Re: CR-xml-infoset-20010514: unexpanded entity reference

I think there are two quite different cases:

(a) The parser has seen a declaration of the entity as a parsed external 
general entity but, for whatever reason, decides not to include it

(b) A parser is presented with a document that is not standalone (because 
it lacks a standalone declaration and references an external parameter 
entity or external DTD) but processes only the declarations in the internal 
subset, and subsequently encounters a general entity reference for which it 
has not seen a declaration.

Why do I say these are different?

(a) corresponds to the "Included if Validating" case in 4.4.3, which 
includes the requirement "If a non-validating processor does not include 
the replacement text, it must inform the application that it recognized, 
but did not read, the entity." 4.4.3 is not applicable to (b). References 
to external parsed entities are not allowed in attribute values, thus the 
infoset can completely and correctly deal with this case, and must do so in 
order to satisfy the reporting requirement of 4.4.3.

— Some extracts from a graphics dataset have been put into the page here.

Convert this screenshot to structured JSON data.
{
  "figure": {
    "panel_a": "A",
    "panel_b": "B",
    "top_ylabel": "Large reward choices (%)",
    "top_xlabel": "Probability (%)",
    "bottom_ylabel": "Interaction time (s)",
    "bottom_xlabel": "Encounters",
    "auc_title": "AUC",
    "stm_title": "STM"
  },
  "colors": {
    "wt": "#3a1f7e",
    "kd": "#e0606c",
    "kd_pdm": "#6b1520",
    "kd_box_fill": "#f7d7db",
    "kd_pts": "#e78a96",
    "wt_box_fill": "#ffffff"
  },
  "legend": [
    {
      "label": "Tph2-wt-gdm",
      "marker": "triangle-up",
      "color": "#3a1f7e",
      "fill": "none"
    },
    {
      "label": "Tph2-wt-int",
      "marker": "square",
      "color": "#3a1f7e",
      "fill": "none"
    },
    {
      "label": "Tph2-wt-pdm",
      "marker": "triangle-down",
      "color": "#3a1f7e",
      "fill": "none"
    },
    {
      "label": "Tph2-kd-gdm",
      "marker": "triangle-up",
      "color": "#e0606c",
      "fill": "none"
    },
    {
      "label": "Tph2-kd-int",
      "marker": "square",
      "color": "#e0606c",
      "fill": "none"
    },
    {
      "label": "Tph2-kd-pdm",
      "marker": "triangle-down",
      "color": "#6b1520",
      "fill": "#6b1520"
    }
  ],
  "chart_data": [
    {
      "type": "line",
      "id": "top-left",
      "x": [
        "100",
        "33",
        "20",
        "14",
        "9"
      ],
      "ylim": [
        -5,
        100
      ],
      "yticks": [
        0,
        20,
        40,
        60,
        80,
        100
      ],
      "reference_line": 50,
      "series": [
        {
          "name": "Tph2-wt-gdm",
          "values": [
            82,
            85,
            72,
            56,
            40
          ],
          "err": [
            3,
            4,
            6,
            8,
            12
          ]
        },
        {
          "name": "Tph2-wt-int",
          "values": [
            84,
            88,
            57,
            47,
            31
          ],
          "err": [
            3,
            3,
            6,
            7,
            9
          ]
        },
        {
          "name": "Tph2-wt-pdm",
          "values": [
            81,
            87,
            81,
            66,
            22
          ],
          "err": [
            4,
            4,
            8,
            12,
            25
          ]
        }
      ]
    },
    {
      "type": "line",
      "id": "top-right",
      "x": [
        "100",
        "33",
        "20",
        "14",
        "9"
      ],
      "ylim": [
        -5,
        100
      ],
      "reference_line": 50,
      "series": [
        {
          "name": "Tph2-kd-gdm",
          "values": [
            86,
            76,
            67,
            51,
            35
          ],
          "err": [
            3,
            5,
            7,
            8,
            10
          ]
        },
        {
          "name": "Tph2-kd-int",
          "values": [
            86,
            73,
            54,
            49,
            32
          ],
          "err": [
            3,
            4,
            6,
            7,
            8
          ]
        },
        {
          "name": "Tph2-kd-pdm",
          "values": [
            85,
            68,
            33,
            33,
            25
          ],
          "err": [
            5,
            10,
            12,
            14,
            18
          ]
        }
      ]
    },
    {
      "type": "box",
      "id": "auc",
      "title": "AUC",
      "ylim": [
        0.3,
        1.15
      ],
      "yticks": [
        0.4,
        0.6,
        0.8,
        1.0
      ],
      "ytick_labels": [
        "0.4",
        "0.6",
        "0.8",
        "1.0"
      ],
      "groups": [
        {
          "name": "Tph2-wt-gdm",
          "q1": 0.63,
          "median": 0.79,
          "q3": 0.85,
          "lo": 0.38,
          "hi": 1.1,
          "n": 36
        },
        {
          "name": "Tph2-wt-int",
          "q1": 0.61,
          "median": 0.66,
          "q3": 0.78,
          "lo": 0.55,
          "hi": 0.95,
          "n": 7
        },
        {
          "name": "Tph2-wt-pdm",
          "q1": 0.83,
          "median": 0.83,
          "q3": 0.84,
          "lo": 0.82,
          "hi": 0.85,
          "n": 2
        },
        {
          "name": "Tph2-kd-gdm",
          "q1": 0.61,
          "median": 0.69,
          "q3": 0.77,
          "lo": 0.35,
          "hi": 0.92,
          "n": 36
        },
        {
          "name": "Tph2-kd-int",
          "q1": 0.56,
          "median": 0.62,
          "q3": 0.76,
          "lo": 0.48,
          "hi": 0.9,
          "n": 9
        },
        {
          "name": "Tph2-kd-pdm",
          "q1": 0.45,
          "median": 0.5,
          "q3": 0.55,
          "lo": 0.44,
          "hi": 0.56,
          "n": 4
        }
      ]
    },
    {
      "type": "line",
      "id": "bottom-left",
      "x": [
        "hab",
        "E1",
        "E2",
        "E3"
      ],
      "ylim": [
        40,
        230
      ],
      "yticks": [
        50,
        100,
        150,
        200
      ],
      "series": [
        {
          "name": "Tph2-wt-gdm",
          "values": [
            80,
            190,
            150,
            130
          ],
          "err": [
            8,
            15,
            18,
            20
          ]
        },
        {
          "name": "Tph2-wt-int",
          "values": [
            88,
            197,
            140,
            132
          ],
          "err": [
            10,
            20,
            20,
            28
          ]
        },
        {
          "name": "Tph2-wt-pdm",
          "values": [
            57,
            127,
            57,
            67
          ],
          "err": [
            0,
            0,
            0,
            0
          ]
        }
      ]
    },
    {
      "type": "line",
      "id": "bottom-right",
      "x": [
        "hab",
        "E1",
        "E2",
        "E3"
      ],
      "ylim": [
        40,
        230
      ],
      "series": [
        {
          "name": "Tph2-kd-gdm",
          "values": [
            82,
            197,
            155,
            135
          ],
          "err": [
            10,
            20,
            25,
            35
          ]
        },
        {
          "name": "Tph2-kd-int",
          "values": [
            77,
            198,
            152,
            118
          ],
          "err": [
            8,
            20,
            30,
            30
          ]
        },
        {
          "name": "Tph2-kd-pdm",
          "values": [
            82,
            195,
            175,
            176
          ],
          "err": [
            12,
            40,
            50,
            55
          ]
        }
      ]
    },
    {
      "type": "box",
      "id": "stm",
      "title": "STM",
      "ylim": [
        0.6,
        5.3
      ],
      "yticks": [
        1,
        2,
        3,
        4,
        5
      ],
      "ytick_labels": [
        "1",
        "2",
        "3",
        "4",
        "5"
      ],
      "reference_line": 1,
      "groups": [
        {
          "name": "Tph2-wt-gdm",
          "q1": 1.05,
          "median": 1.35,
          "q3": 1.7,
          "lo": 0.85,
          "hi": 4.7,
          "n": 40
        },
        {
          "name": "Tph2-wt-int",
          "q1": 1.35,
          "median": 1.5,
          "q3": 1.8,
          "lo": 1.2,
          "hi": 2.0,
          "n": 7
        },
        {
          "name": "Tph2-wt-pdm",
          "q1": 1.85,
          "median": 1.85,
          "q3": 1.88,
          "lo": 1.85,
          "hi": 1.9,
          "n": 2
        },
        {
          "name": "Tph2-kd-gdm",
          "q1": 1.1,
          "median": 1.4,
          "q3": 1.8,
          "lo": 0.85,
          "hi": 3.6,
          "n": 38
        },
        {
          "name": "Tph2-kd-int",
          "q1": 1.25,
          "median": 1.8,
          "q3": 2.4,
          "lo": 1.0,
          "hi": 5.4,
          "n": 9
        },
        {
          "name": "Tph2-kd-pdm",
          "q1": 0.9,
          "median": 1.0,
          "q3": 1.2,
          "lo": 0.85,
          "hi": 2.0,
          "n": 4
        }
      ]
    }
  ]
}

The infoset in general cannot handle case (b). Specifically, a reference to 
an entity declared in an external DTD may occur in an attribute value, but 
there's no way for the infoset to represent this (without substantial 
changes to the way attributes are handled). There's also the related issue 
of attribute value of normalization and of default values: if the processor 
has not read the declarations, it cannot guarantee the construction of a 
correct infoset.  There's also no reporting requirement for such entities 
in the XML Rec.

I really the think the way you suggest is broken.  The unexpanded entity 
reference info item should just deal with the 4.4.3 case.

At the moment, you are far from fully handling with case (b).  I don't it 
is feasible do so, and there is no requirement in the Rec that you do so. 
I don't think you can do any better than the [all declarations processed] 
and [standalone] properties you have at the moment.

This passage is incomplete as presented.